Afganistan dalam bahaya. Negara itu dapat berubah menjadi tempat perlindungan para ekstremis Islam saat Barat menarik pasukannya dan menggeser perhatiannya ke tempat lain. Seorang mantan pejabat senior CIA memperingatkan hal itu, Selasa (10/2/2015) waktu AS.

Negara itu bahkan dapat menjadi tempat perlindungan bagi para militan Negara Islam atau ISIS yang sekarang berperang di Suriah dan Irak, kata Robert Grenier, mantan Kepala Stasiun CIA di Islamabad dan penulis sebuah buku baru.


Taliban yang digulingkan pada 2001 oleh pasukan AS, selama 12 tahun terakhir terus memerangi pemerintah Kabul yang disokong negara-negara Barat.

Memoarnya yang berjudul 88 Days to Kandahar mengisahkan pengalamannya yang mengerikan saat berperan dalam menggulingkan rezim Taliban di Afganistan pada 2001 setelah serangan 11 September.


Grenier mengemukakan bahaya bahwa Afganistan bisa menjadi tempat perlindungan bagi kelompok militan ISIS, dalam sebuah acara yang diselenggarakan lembaga think tank New America. Dia mengatakan, Taliban Afganistan tidak akan siap untuk menolak sekutunya di Taliban Pakistan atau kelompok ekstremis lainnya, seperti Negara Islam atau ISIS, jika mereka meminta perlindungan. "Ada sejumlah kelompok di Pakistan yang punya dedikasi untuk menyerang rezim di Islamabad. Mereka tidak akan pergi," katanya.

Menurut Grenier, Taliban cenderung melihat hal-hal dalam pandangan hitam dan putih, menentukan keputusan melalui pertanyaan, "Apakah itu dibolehkan oleh Islam atau tidak, dan mereka tidak akan menolak orang-orang yang secara ideologis bersekutu dengan mereka di seberang perbatasan. Saya juga tidak percaya mereka akan berpaling dari teroris internasional, jika sekali lagi mereka kembali ke wilayah itu dalam jumlah yang signifikan."

Menyasar pemimpin Taliban

Buku Grenier menggambarkan bagaimana pesawat AS gagal menghabisi pemimpin Taliban, Mullah Omar, pada 2001, dan bagaimana Hamid Karzai hampir tewas secara tidak sengaja dalam sebuah serangan bom Amerika.

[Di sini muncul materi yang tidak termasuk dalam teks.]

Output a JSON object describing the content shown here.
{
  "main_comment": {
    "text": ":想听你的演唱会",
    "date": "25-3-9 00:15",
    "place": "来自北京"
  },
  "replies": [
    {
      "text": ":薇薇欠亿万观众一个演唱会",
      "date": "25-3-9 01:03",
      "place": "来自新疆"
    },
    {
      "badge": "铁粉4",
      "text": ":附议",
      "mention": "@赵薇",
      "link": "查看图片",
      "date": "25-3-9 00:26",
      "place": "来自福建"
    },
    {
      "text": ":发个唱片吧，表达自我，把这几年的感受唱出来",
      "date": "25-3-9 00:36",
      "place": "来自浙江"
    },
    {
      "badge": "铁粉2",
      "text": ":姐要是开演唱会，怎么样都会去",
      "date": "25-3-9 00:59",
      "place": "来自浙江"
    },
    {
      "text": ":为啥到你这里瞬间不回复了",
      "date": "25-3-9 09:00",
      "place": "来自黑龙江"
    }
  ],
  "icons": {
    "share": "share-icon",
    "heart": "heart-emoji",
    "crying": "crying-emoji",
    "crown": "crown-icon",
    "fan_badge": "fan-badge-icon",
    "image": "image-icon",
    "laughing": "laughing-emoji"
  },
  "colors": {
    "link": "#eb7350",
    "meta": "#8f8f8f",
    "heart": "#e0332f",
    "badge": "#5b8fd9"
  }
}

Dia juga menjelaskan tawaran terakhir untuk menegosiasikan kesepakatan dengan orang nomor dua Taliban, beberapa hari setelah serangan 9/11. Saat itu, Grenier berusaha membujuk orang itu di sebuah hotel di Pakistan untuk memutuskan hubungan dengan Omar dan melakukan kudeta. Upaya tersebut gagal.

Mantan perwira CIA itu mengatakan, ia skeptis bahwa sejumlah upaya untuk menengahi pembicaraan damai dengan Taliban akan berhasil karena para pemberontak masih yakin bahwa mereka dapat menggulingkan pemerintah dan mengambil kembali kekuasaan di Kabul. Dia juga mengatakan, kelompok itu tidak cocok untuk kekuasaan politik atau mengambil bagian dalam politik parlemen.

Grenier, yang naik ke posisi senior lainnya di CIA sebelum meninggalkan lembaga itu tahun 2006, mengatakan, bukunya menceritakan bagaimana Amerika dengan cepat memenangkan apa yang ia sebut "perang Amerika-Afganistan pertama" tahun 2001, dan "bagaimana kami kalah, atau setidaknya tidak menang, dalam perang Amerika-Afganistan kedua."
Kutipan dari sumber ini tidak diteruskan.